Lieutenant Governor Kim Reynolds Visits Brookview during Computer Science Education Listening Tour

Lt. Gov. Kim Reynolds visited Brookview Elementary today as part of her Computer Science Education Listening Tour November 14-15. Lt. Gov. Reynolds spent 45 minutes learning about program coding from students grades 1-5. Waukee Community School District’s elementary students have computer class at least once every six days.

  • First graders, Ivy Allen & Kinley Bergman, shared projects created with Osmos Coding on an iPad and explained what sequence was.
    • Sequence is the very first concept a student must understand when learning to code. Also known as order of events, a computer will execute commands exactly in the order or sequence they are written. As a programmer, it is important to make sure that the commands given to a computer are in the right sequence, otherwise, a program might not run as expected.
  • Second graders, Gabby James & Julian Mizer,  shared projects created with Kodable App on an iPad and explained what a condition was.
    • Conditions (conditional expressions) are the second of three basic flow control structures in programming. Like sequence, conditions influence a computer program’s decision-making process. They are also called if/then statements.  Example: If you land on the yellow square, then turn right.
  • Third Graders, Harrison Allen & Maddie Straka,  shared projects created with Code.org Code Studio Curriculum and explained what a repeat loop was.

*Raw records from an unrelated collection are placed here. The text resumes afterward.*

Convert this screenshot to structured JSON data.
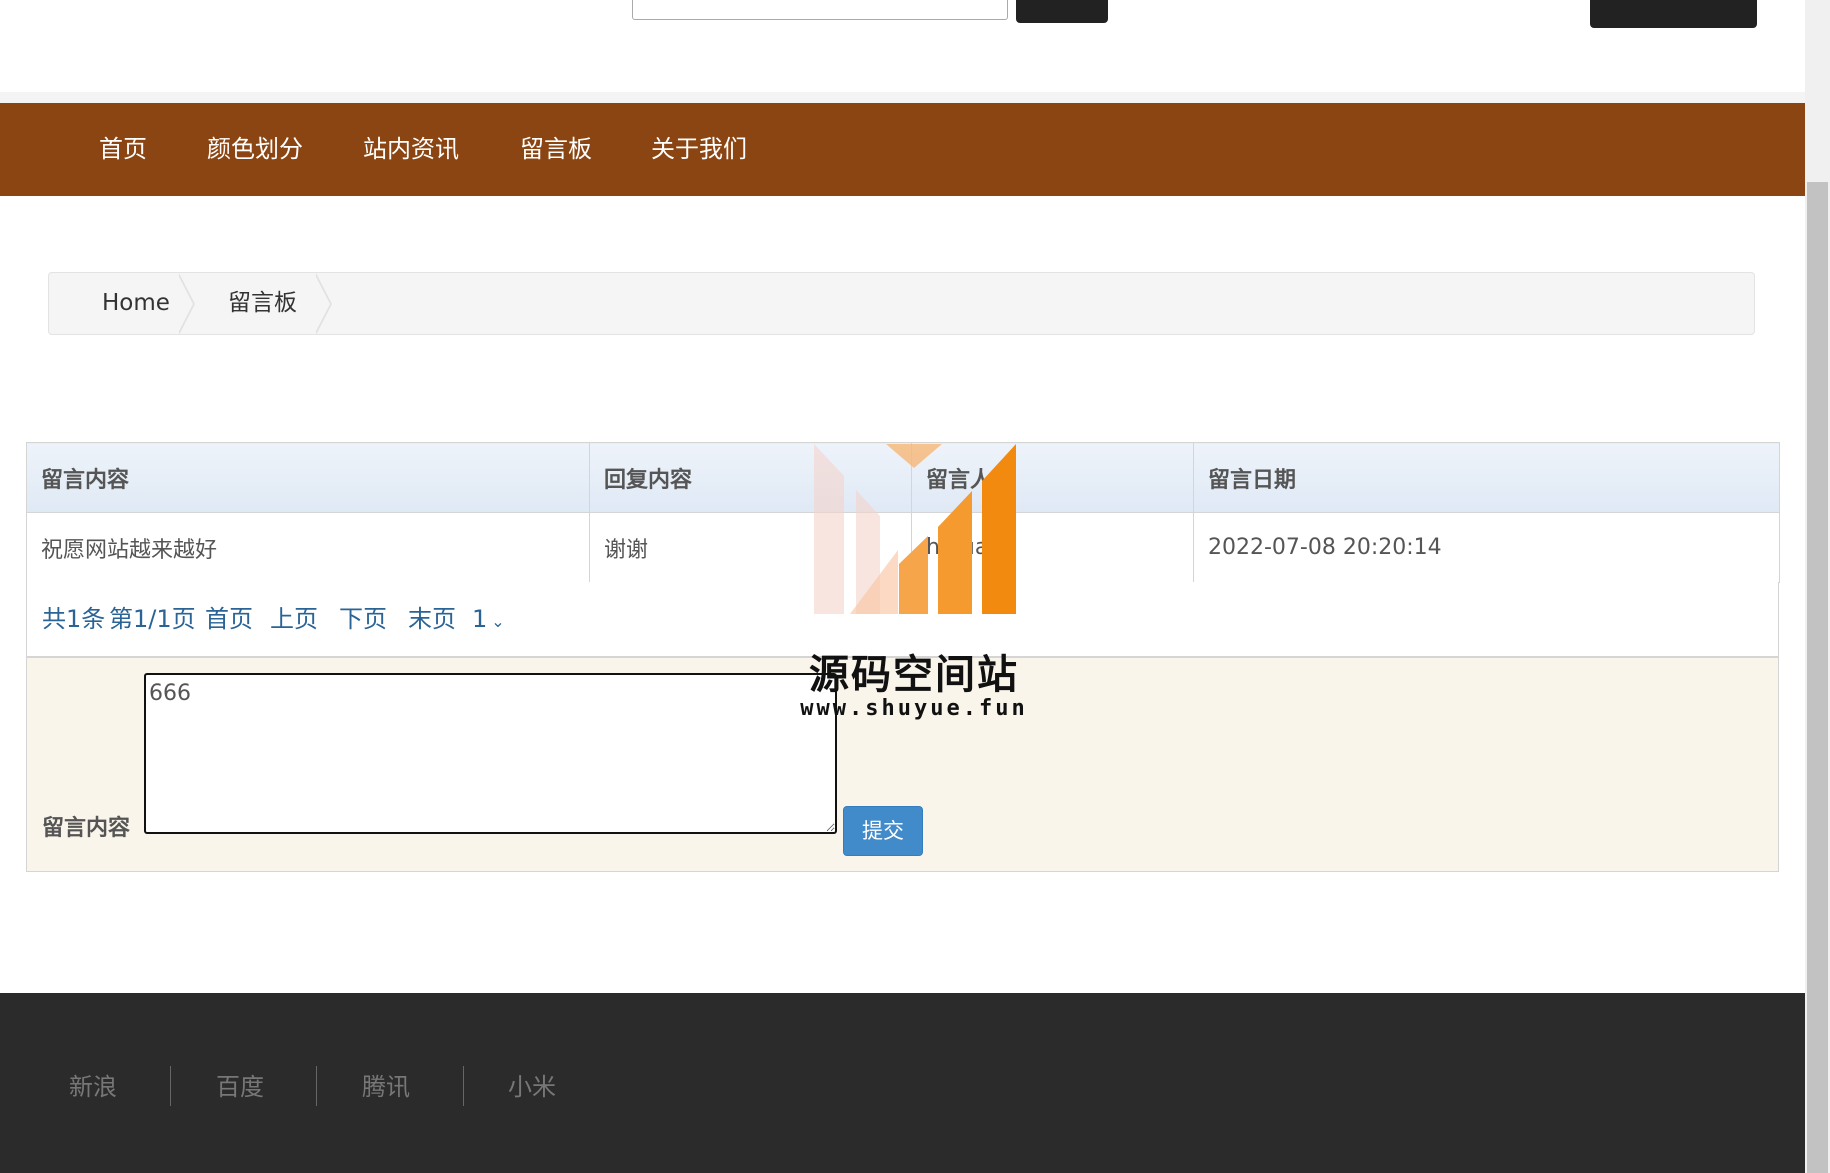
{
  "nav": {
    "items": [
      {
        "label": "首页"
      },
      {
        "label": "颜色划分"
      },
      {
        "label": "站内资讯"
      },
      {
        "label": "留言板"
      },
      {
        "label": "关于我们"
      }
    ]
  },
  "breadcrumb": {
    "items": [
      {
        "label": "Home"
      },
      {
        "label": "留言板"
      }
    ]
  },
  "table": {
    "headers": [
      "留言内容",
      "回复内容",
      "留言人",
      "留言日期"
    ],
    "rows": [
      [
        "祝愿网站越来越好",
        "谢谢",
        "hu ua",
        "2022-07-08 20:20:14"
      ]
    ]
  },
  "pager": {
    "total": "共1条",
    "page_info": "第1/1页",
    "first": "首页",
    "prev": "上页",
    "next": "下页",
    "last": "末页",
    "select": "1"
  },
  "form": {
    "label": "留言内容",
    "textarea_value": "666",
    "submit": "提交"
  },
  "watermark": {
    "title": "源码空间站",
    "url": "www.shuyue.fun"
  },
  "footer": {
    "links": [
      {
        "label": "新浪"
      },
      {
        "label": "百度"
      },
      {
        "label": "腾讯"
      },
      {
        "label": "小米"
      }
    ]
  },
  "colors": {
    "nav_bg": "#8b4513",
    "footer_bg": "#2b2b2b",
    "link": "#2a6496",
    "button": "#428bca",
    "form_bg": "#faf5eb"
  }
}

    • Loops are commands that are used to repeat a portion of code until a process is complete, and are essential to many repetitive tasks commonly required in programming. Loops save time. Programmers often need to repeat the same code hundreds of times in one program. Programmers use loops to save themselves valuable time when coding simple or complex programs.

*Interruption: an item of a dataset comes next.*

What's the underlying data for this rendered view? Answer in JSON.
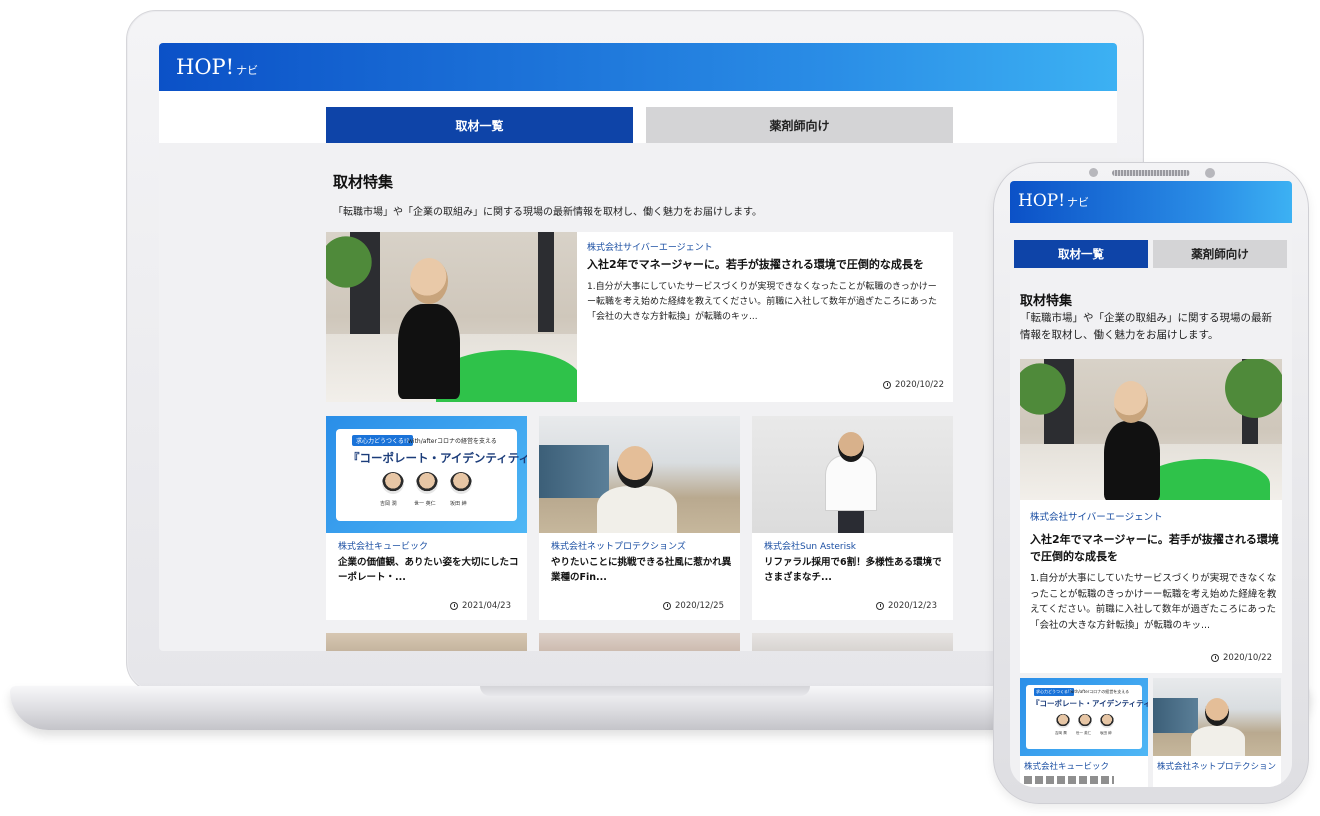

  • Fourth graders, Brant Krome & Will Hurlburt,  shared a coding with robotics project using a Dash & Dot Robot and Ollie and why it’s important to use and understand robotics.
    • As robotics and computers become increasingly prevalent in students’ lives, understanding programming and programming concepts is becoming imperative for students’ success. Robots are a fun, easy and effective way to learn about computer programming. Programming a robot has tangible, observable effects. Testing the robot’s code can be done in a hands­-on way with visual results.
  • Fifth graders, Drew Hurlburt, Avery Bergman and Chase Hamilton, shared video games created using Scratch programming and explained why and how games are created.
    • The ability to code computer programs is an important part of literacy in today’s society. When people learn to code in Scratch, they learn important strategies for solving problems, designing projects and communicating ideas. These students have applied the important coding concepts that they have learned in grades K-4 and can now use code to write their own programs.